Danville-based Geisinger health system this week disclosed a data breach that could affect more than a million of its patients.
In its disclosure, Geisinger said it learned on Nov. 29 that a vendor’s former employee had accessed patient information two days after being fired.
The vendor, Microsoft subsidiary Nuance Communications, cut off the ex-employee’s access to Geisinger records, notified law enforcement and launched an investigation, Geisinger said.
But law enforcement officials asked Nuance to delay telling patients, as it could have impeded the investigation, Geisinger said, noting that the former employee has been arrested and is facing federal charges.

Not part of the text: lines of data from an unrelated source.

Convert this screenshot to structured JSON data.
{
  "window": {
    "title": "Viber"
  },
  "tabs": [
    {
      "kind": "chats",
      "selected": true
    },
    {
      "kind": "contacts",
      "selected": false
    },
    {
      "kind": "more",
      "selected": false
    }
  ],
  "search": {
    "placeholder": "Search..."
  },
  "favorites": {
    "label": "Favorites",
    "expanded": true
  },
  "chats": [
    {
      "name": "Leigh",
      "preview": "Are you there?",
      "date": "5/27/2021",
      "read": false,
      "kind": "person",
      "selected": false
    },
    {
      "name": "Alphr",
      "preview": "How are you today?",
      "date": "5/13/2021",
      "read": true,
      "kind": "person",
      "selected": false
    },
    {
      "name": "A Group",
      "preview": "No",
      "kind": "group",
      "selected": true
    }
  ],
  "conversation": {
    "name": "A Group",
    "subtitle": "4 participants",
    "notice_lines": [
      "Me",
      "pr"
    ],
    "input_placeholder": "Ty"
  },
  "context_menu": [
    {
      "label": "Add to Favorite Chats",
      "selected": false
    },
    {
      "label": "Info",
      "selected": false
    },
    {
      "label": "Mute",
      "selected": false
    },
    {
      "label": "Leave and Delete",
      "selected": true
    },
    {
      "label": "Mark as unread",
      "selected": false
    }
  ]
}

The former employee, who was not named, took information on Geisinger patients that could have included names in combination with additional pieces of information, including birth dates, addresses, phone numbers and medical record numbers, among others.

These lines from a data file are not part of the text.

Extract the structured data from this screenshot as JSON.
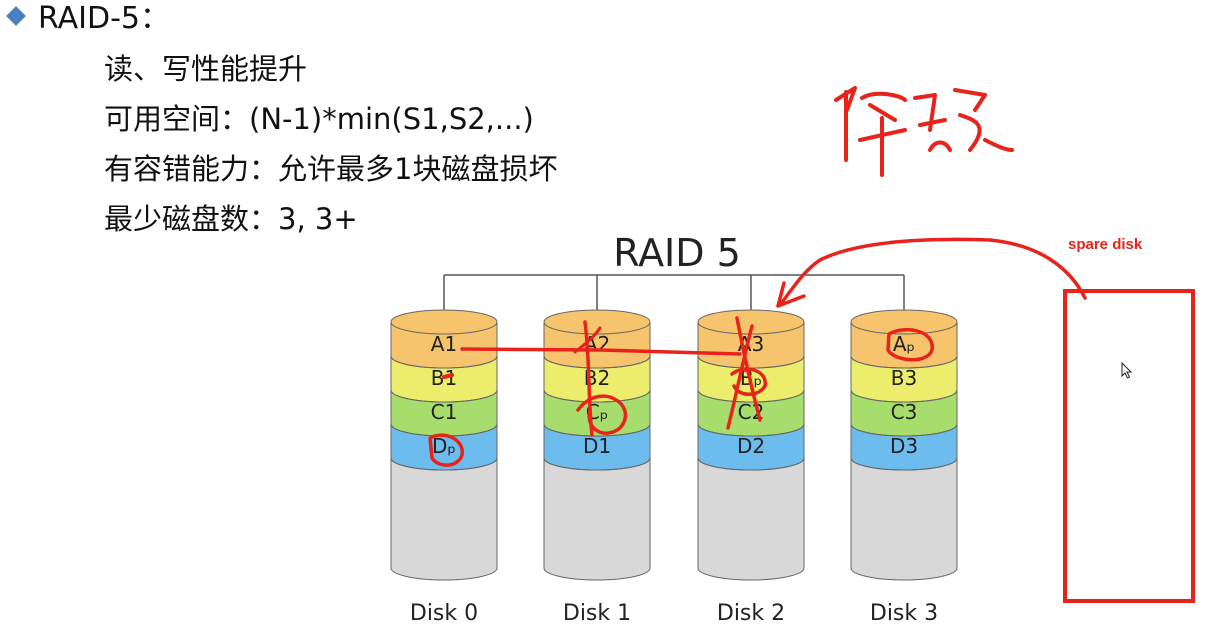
{
  "slide": {
    "title": "RAID-5：",
    "lines": [
      "读、写性能提升",
      "可用空间：(N-1)*min(S1,S2,...)",
      "有容错能力：允许最多1块磁盘损坏",
      "最少磁盘数：3, 3+"
    ]
  },
  "diagram": {
    "title": "RAID 5",
    "disks": [
      {
        "label": "Disk 0",
        "blocks": [
          "A1",
          "B1",
          "C1",
          "Dₚ"
        ]
      },
      {
        "label": "Disk 1",
        "blocks": [
          "A2",
          "B2",
          "Cₚ",
          "D1"
        ]
      },
      {
        "label": "Disk 2",
        "blocks": [
          "A3",
          "Bₚ",
          "C2",
          "D2"
        ]
      },
      {
        "label": "Disk 3",
        "blocks": [
          "Aₚ",
          "B3",
          "C3",
          "D3"
        ]
      }
    ],
    "stripe_colors": [
      "#f6c46d",
      "#eded6d",
      "#a6dd6d",
      "#6dbcee"
    ],
    "empty_color": "#d8d8d8"
  },
  "annotations": {
    "handwriting": "降级",
    "spare_disk_label": "spare disk",
    "ink_color": "#e8231b"
  }
}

The breached data did not include claims or insurance information, credit card or bank account numbers, Social Security numbers, or other financial information, Geisinger said.
“Our patients’ and members’ privacy is a top priority, and we take protecting it very seriously,” Geisinger chief privacy officer Jonathan Friesen said in a statement. “We continue to work closely with the authorities on this investigation, and while I am grateful that the perpetrator was caught and is now facing federal charges, I am sorry that this happened.”
A Nuance spokesperson did not respond to questions by press time.
Class-action attorneys are soliciting alleged victims of the breach, signaling the likelihood of lawsuits to follow.
The background: Geisinger, which recently became a subsidiary of Risant Health, operates 10 hospitals, numerous clinics and medical offices, and a health plan.
The health system employs 26,000 people and has about $10 billion in annual revenue.